保護ネコ・クリームとの出逢い

2020年7月3日、雨の降る夜の事でした。
商業施設の駐車場に、仔猫の儚げな鳴き声が響いていました。
見ると、車の後輪のあたりで、雨に濡れた仔猫がしきりに鳴いていました。
あたりを見渡しても兄弟猫や親猫の姿はありませんでした。捨てられたのか、迷子になってしまったのか。
その日は7月にしては冷え込む夜で雨も降っていて、小さな体をガタガタと震わせていたので、保護する事にしました。
車に乗せて、暖房をMAXに。
濡れた体をタオルで拭いて、保温に努めました。
仔猫を育てた経験もなく何もわからなかったのですが、お腹が空いているだろうと思い、コンビニで牛乳を買って、人肌の温度まで温め、手のひらの上で舐めさせました。
自宅へ連れ帰り、とりあえず温かくしようと毛布を集め、その日は夜も更けていたので箱の中で寝かせました。

翌日、猫用の哺乳瓶とミルクを購入して与えました。
しかしミルクが冷えていたのか、あるいは乳首の形や素材に違和感があったのか、初めはなかなか飲んでくれませんでした。
ミルクの温度を調整したり、先端をカットしたり、試行錯誤するうちに少しずつ飲んで貰える様になりました。
ミルクは3時間おきに与えました。夜中でも時間になれば授乳です。
この時期はとても大変でした。
トイレも一人で出来ません。お尻の辺りをさすって刺激してあげないと、排泄が出来ないのです。
目やにもでていたので拭いてあげました。
落ち着いてから動物病院へ連れて行き、色々と診て貰いました。野良だったのでお腹に虫がいたり、そういった処置もして頂きました。
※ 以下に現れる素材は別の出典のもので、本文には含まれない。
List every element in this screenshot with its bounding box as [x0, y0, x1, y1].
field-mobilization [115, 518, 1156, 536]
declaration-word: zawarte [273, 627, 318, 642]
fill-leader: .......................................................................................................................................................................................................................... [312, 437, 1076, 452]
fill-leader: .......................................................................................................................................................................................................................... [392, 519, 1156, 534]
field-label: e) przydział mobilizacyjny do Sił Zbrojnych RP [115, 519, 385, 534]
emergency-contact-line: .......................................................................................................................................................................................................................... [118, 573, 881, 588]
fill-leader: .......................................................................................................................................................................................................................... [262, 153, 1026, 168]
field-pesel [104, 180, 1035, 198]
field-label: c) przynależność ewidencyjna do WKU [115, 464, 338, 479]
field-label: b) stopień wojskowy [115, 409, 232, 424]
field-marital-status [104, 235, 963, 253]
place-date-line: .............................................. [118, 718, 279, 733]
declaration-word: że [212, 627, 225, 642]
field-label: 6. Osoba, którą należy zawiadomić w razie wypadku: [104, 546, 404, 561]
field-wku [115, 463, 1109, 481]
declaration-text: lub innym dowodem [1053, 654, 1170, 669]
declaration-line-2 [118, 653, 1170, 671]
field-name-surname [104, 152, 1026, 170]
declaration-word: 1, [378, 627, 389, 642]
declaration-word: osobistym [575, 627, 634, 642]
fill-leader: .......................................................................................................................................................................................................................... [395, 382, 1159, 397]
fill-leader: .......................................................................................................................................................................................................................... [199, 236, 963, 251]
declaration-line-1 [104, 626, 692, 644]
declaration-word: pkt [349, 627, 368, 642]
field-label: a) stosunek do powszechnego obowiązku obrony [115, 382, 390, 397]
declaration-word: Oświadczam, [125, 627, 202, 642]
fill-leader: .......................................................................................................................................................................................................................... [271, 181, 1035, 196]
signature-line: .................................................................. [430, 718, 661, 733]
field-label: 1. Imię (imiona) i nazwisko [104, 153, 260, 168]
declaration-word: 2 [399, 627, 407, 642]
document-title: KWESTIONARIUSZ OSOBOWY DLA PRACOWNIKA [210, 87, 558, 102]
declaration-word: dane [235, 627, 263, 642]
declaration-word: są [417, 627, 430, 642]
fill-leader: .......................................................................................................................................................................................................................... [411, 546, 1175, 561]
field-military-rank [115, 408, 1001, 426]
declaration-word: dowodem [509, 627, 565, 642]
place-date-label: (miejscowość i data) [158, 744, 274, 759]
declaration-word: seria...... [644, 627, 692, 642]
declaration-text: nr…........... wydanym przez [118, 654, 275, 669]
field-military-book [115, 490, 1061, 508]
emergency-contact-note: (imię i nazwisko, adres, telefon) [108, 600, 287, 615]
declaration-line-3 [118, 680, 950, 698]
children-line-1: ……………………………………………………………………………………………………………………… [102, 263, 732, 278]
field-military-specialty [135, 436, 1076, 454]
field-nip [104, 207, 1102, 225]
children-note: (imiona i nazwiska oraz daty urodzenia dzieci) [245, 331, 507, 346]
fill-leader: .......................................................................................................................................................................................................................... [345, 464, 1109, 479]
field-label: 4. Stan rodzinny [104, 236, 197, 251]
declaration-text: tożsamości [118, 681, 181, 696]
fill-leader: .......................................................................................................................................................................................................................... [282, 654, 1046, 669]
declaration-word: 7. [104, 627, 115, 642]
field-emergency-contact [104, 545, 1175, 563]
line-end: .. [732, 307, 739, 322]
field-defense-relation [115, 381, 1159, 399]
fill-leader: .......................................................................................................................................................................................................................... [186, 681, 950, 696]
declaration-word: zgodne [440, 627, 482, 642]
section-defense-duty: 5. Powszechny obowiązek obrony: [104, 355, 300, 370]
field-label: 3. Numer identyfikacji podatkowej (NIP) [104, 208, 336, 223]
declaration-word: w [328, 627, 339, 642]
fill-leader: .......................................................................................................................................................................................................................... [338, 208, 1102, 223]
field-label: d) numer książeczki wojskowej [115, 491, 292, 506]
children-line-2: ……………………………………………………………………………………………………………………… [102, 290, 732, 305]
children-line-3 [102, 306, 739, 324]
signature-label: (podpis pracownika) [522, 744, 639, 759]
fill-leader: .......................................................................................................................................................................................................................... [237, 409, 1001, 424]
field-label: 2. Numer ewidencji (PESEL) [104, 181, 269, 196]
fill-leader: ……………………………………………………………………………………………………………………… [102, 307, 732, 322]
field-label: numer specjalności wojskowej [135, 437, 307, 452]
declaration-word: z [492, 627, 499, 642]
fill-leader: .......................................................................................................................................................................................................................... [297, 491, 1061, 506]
授乳や排泄など、大変な日が続きましたが、お世話のかいあって、少しずつ人間との生活に馴染んできました。
名前を決める事になりました。
出逢った日が7月3日でソフトクリームの日だったので、クリームと名付けました。体もクリーム色だったのでぴったりでした。
最初は歩くのもままならない状態だったのですが、日に日に歩ける様になりました。
徐々にキャットフードも食べはじめ、一人でトイレも出来る様になり、この頃からあまり手がかからくなりました。

上手く歩ける様になると、家の中を冒険する様になりました。窓とカーテンの隙間が落ち着く様で、お気に入りの場所になりました。
3ヶ月くらい経った頃に去勢手術をしました。外に出すつもりはなく、完全に室内で育てるつもりでいたのですが、あらゆる病気の予防の観点からも去勢を決意しました。

一年が経つ頃にはすっかり大きくなりました。去勢後は体重が増加しました。
あんなに小さくて、か弱かった仔猫がここまで大きく育ってくれて、本当によかったです。
クリームのお世話にあたってお世話になった方々に感謝です。
読者の皆様にはクリームの成長を見守って頂けると嬉しいです。